Zeitgeist 1.0 – An Intelligent RSS News Aggregator

Posted in Java, Software Development by Dan on November 26th, 2009

I recently signed-up for GitHub. Compared to Java.net or Sourceforge, it provides a much lower barrier of entry for code hosting.  There’s no need to wait an indeterminate period of time for somebody to approve your project, you just upload it. And because it’s a DVCS, it’s easy for other people to fork your projects and submit patches. Open Source project hosting has become so straightforward, thanks to sites like GitHub and the Bazaar-based Launchpad, that it encourages developers to open up code that they might otherwise have kept to themselves. After all, why bother with local repositories and back-ups when you can get somebody else to do it for you and get free web-hosting and issue-tracking too?

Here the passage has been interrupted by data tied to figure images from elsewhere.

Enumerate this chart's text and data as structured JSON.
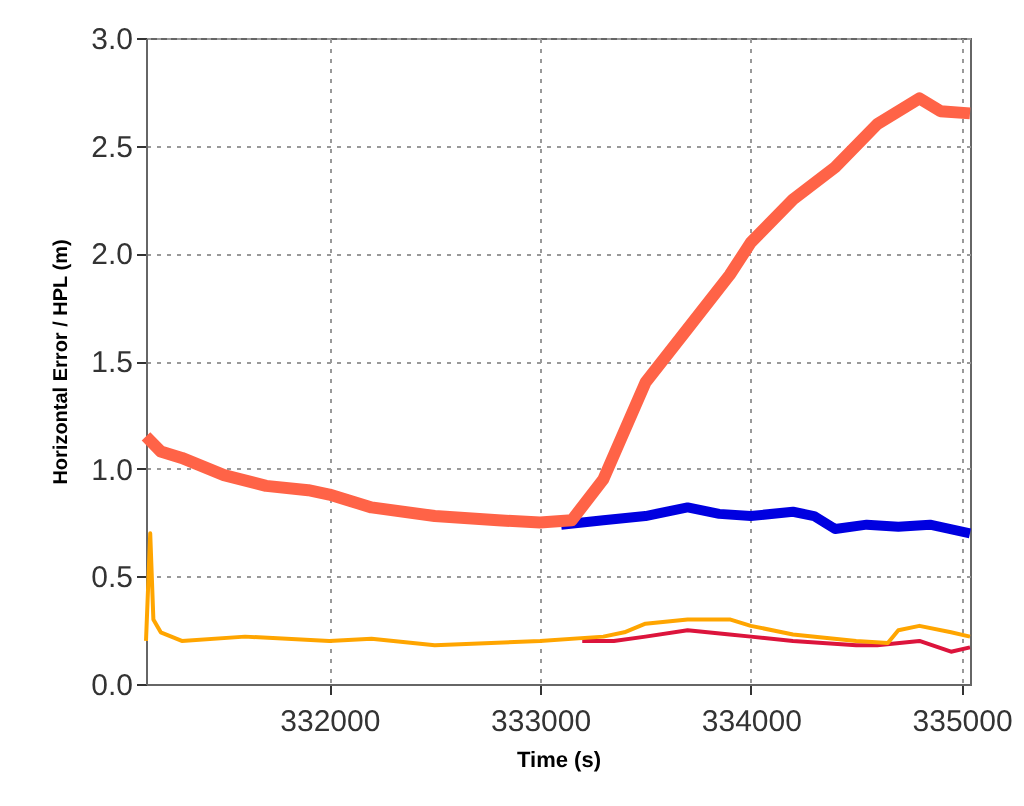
{
  "chart_data": {
    "type": "line",
    "xlabel": "Time (s)",
    "ylabel": "Horizontal Error / HPL (m)",
    "xlim": [
      331130,
      335040
    ],
    "ylim": [
      0,
      3
    ],
    "xticks": [
      332000,
      333000,
      334000,
      335000
    ],
    "yticks": [
      {
        "value": 0,
        "label": "0.0"
      },
      {
        "value": 0.5,
        "label": "0.5"
      },
      {
        "value": 1,
        "label": "1.0"
      },
      {
        "value": 1.5,
        "label": "1.5"
      },
      {
        "value": 2,
        "label": "2.0"
      },
      {
        "value": 2.5,
        "label": "2.5"
      },
      {
        "value": 3,
        "label": "3.0"
      }
    ],
    "grid": true,
    "marker": "none",
    "line_style": "solid",
    "series": [
      {
        "color": "#0000e0",
        "x": [
          333100,
          333300,
          333500,
          333700,
          333850,
          334000,
          334200,
          334300,
          334400,
          334550,
          334700,
          334850,
          335040
        ],
        "values": [
          0.74,
          0.76,
          0.78,
          0.82,
          0.79,
          0.78,
          0.8,
          0.78,
          0.72,
          0.74,
          0.73,
          0.74,
          0.7
        ]
      },
      {
        "color": "#ff6347",
        "x": [
          331130,
          331200,
          331300,
          331500,
          331700,
          331900,
          332000,
          332100,
          332200,
          332500,
          332800,
          333000,
          333150,
          333300,
          333500,
          333700,
          333900,
          334000,
          334200,
          334400,
          334600,
          334800,
          334900,
          335040
        ],
        "values": [
          1.15,
          1.08,
          1.05,
          0.97,
          0.92,
          0.9,
          0.88,
          0.85,
          0.82,
          0.78,
          0.76,
          0.75,
          0.76,
          0.95,
          1.4,
          1.65,
          1.9,
          2.05,
          2.25,
          2.4,
          2.6,
          2.72,
          2.66,
          2.65
        ]
      },
      {
        "color": "#dc143c",
        "x": [
          333200,
          333350,
          333500,
          333700,
          333900,
          334000,
          334200,
          334500,
          334600,
          334800,
          334950,
          335040
        ],
        "values": [
          0.2,
          0.2,
          0.22,
          0.25,
          0.23,
          0.22,
          0.2,
          0.18,
          0.18,
          0.2,
          0.15,
          0.17
        ]
      },
      {
        "color": "#ffa500",
        "x": [
          331130,
          331150,
          331165,
          331200,
          331300,
          331600,
          332000,
          332200,
          332500,
          333000,
          333300,
          333400,
          333500,
          333700,
          333900,
          334000,
          334200,
          334500,
          334650,
          334700,
          334800,
          334950,
          335040
        ],
        "values": [
          0.2,
          0.7,
          0.3,
          0.24,
          0.2,
          0.22,
          0.2,
          0.21,
          0.18,
          0.2,
          0.22,
          0.24,
          0.28,
          0.3,
          0.3,
          0.27,
          0.23,
          0.2,
          0.19,
          0.25,
          0.27,
          0.24,
          0.22
        ]
      }
    ]
  }
}
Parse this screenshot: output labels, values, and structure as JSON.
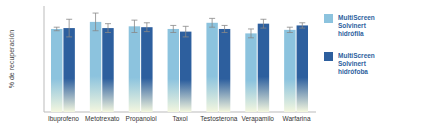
{
  "chart_data": {
    "type": "bar",
    "y_label": "% de recuperación",
    "categories": [
      "Ibuprofeno",
      "Metotrexato",
      "Propanolol",
      "Taxol",
      "Testosterona",
      "Verapamilo",
      "Warfarina"
    ],
    "series": [
      {
        "name": "MultiScreen Solvinert hidrófila",
        "color": "#8cc3de",
        "values": [
          94,
          102,
          97,
          94,
          101,
          89,
          93
        ],
        "errors": [
          2,
          10,
          7,
          4,
          5,
          5,
          3
        ]
      },
      {
        "name": "MultiScreen Solvinert hidrófoba",
        "color": "#2d5f9e",
        "values": [
          95,
          95,
          96,
          91,
          94,
          100,
          98
        ],
        "errors": [
          10,
          5,
          5,
          6,
          4,
          5,
          3
        ]
      }
    ],
    "ylim": [
      0,
      120
    ],
    "grid": false,
    "legend": "right",
    "tick_labels": "x"
  }
}
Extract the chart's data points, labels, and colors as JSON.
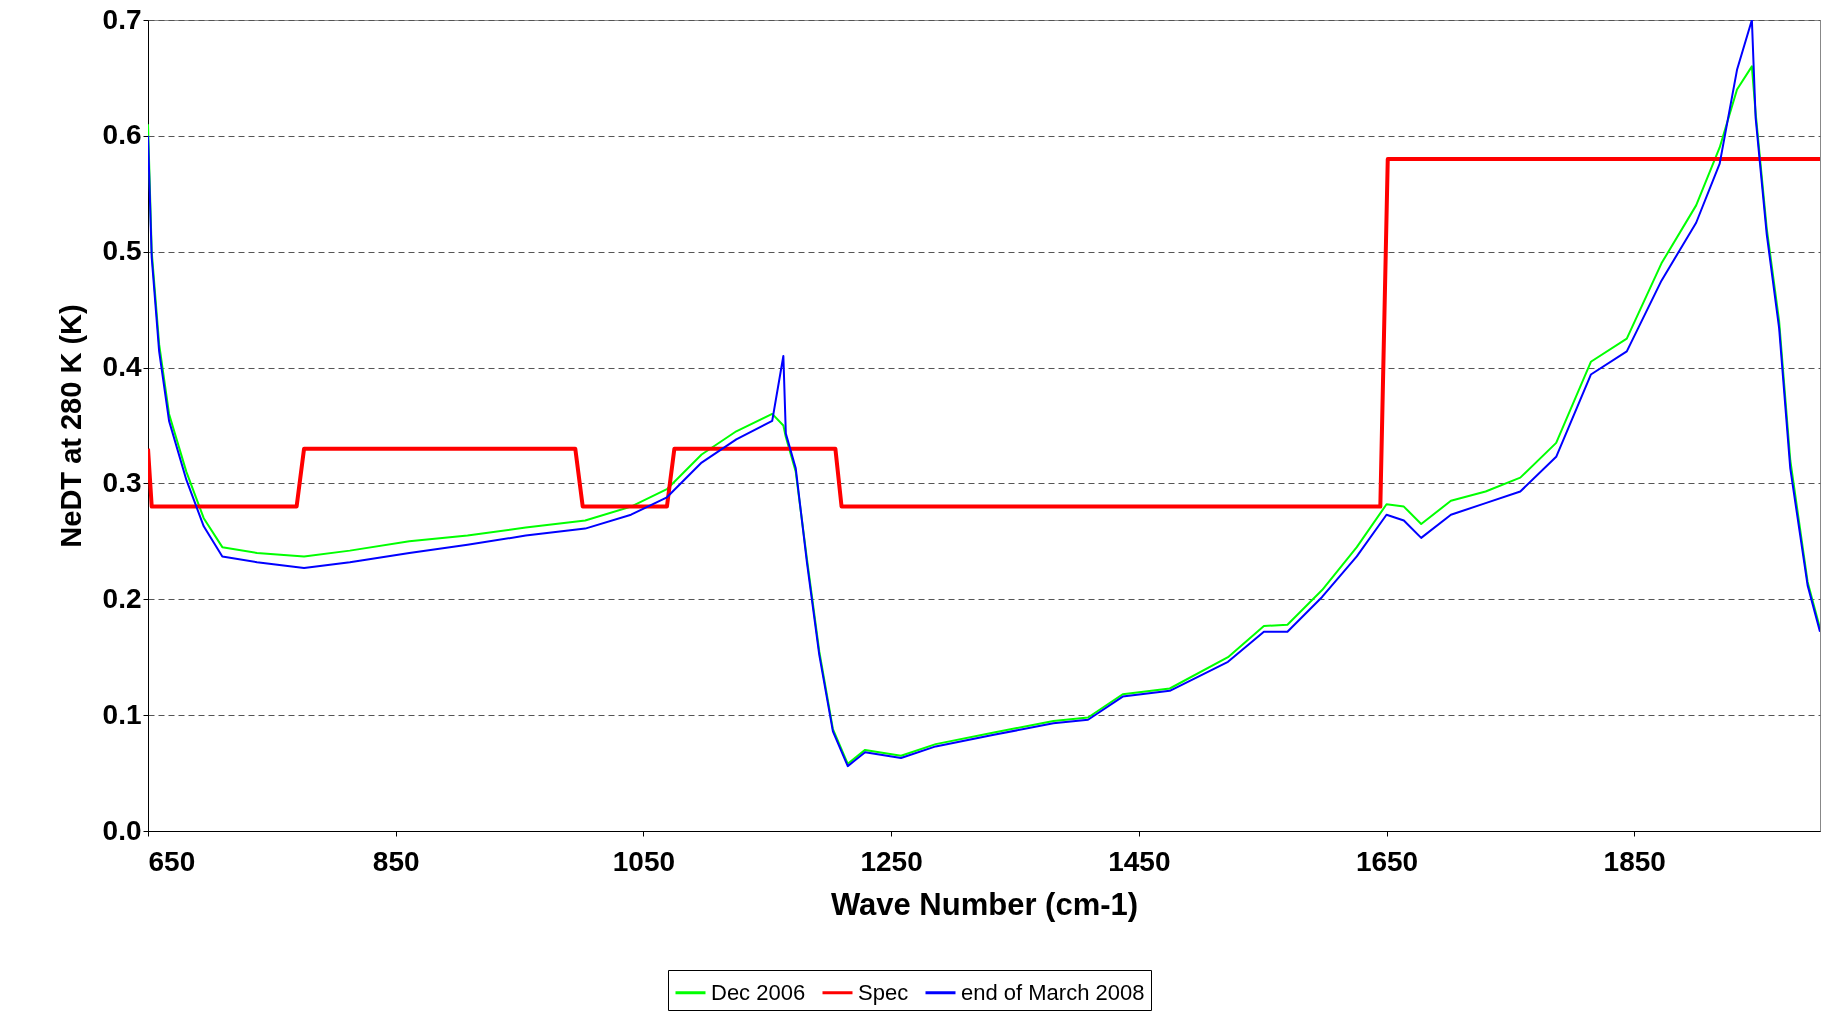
{
  "chart_data": {
    "type": "line",
    "xlabel": "Wave Number (cm-1)",
    "ylabel": "NeDT at 280 K (K)",
    "x": [
      650,
      653,
      659,
      667,
      681,
      695,
      710,
      738,
      776,
      813,
      861,
      908,
      955,
      1003,
      1040,
      1069,
      1097,
      1125,
      1154,
      1163,
      1165,
      1173,
      1182,
      1192,
      1203,
      1215,
      1229,
      1258,
      1286,
      1333,
      1381,
      1409,
      1437,
      1475,
      1522,
      1551,
      1570,
      1598,
      1626,
      1650,
      1664,
      1678,
      1702,
      1730,
      1758,
      1787,
      1815,
      1844,
      1872,
      1900,
      1919,
      1933,
      1945,
      1948,
      1957,
      1967,
      1976,
      1990,
      2000
    ],
    "series": [
      {
        "name": "Dec 2006",
        "color": "#00ff00",
        "values": [
          0.61,
          0.5,
          0.42,
          0.36,
          0.31,
          0.27,
          0.245,
          0.24,
          0.237,
          0.242,
          0.25,
          0.255,
          0.262,
          0.268,
          0.28,
          0.295,
          0.325,
          0.345,
          0.36,
          0.35,
          0.34,
          0.31,
          0.235,
          0.155,
          0.088,
          0.058,
          0.07,
          0.065,
          0.075,
          0.085,
          0.095,
          0.098,
          0.118,
          0.123,
          0.15,
          0.177,
          0.178,
          0.208,
          0.245,
          0.282,
          0.28,
          0.265,
          0.285,
          0.293,
          0.305,
          0.335,
          0.405,
          0.425,
          0.49,
          0.54,
          0.59,
          0.64,
          0.66,
          0.62,
          0.52,
          0.44,
          0.32,
          0.215,
          0.175
        ]
      },
      {
        "name": "Spec",
        "color": "#ff0000",
        "x": [
          650,
          653,
          770,
          776,
          995,
          1001,
          1069,
          1075,
          1205,
          1210,
          1645,
          1651,
          2000
        ],
        "values": [
          0.33,
          0.28,
          0.28,
          0.33,
          0.33,
          0.28,
          0.28,
          0.33,
          0.33,
          0.28,
          0.28,
          0.58,
          0.58
        ]
      },
      {
        "name": "end of March 2008",
        "color": "#0000ff",
        "values": [
          0.6,
          0.495,
          0.414,
          0.354,
          0.303,
          0.263,
          0.237,
          0.232,
          0.227,
          0.232,
          0.24,
          0.247,
          0.255,
          0.261,
          0.273,
          0.288,
          0.318,
          0.338,
          0.354,
          0.41,
          0.343,
          0.313,
          0.232,
          0.152,
          0.086,
          0.056,
          0.068,
          0.063,
          0.073,
          0.083,
          0.093,
          0.096,
          0.116,
          0.121,
          0.146,
          0.172,
          0.172,
          0.202,
          0.237,
          0.273,
          0.268,
          0.253,
          0.273,
          0.283,
          0.293,
          0.323,
          0.394,
          0.414,
          0.475,
          0.525,
          0.576,
          0.657,
          0.7,
          0.616,
          0.515,
          0.434,
          0.313,
          0.212,
          0.172
        ]
      }
    ],
    "xlim": [
      650,
      2000
    ],
    "xticks": [
      650,
      850,
      1050,
      1250,
      1450,
      1650,
      1850
    ],
    "ylim": [
      0,
      0.7
    ],
    "yticks": [
      {
        "value": 0,
        "label": "0.0"
      },
      0.1,
      0.2,
      0.3,
      0.4,
      0.5,
      0.6,
      0.7
    ],
    "grid": "y",
    "line_style": "solid",
    "legend": "bottom"
  }
}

I have a number of trivial and incomplete projects hosted in local Subversion repositories. I am slowly adding to GitHub those that have any worthwhile substance to them. I’m making no promises about the quality of this code, and I don’t intend to spend much time supporting it, but I’m putting it out there in case somebody might have a use for it.

First up is Zeitgeist. This is a small Java library/application for identifying common topics among a set of news articles downloaded from RSS feeds. It’s sort of like what Google News does. There is a basic HTML publisher included that generates a web page for displaying the current top news stories, including relevant pictures.

You give the program a list of RSS feeds that cover a certain topic (maybe world news, or music news, or a particular sport) and it uses non-negative matrix factorisation to detect similarities in the article contents and to group the articles by topic. The original idea comes from Programming Collective Intelligence.

The default HTML output looks a bit like the image below, but you could customise it with CSS or by hacking the default templates to modify what information is included (for example, you could add an excerpt instead of just displaying headlines).

The algorithm is not infallible and how well it works depends a lot on the feeds that you select. It’s also non-deterministic, so if you run it multiple times with the same input you will get variations in the output.  Perhaps Zeitgeist is not that useful in it’s current form but it could be used for adding on-topic news headlines to a website or as the basis for something more advanced.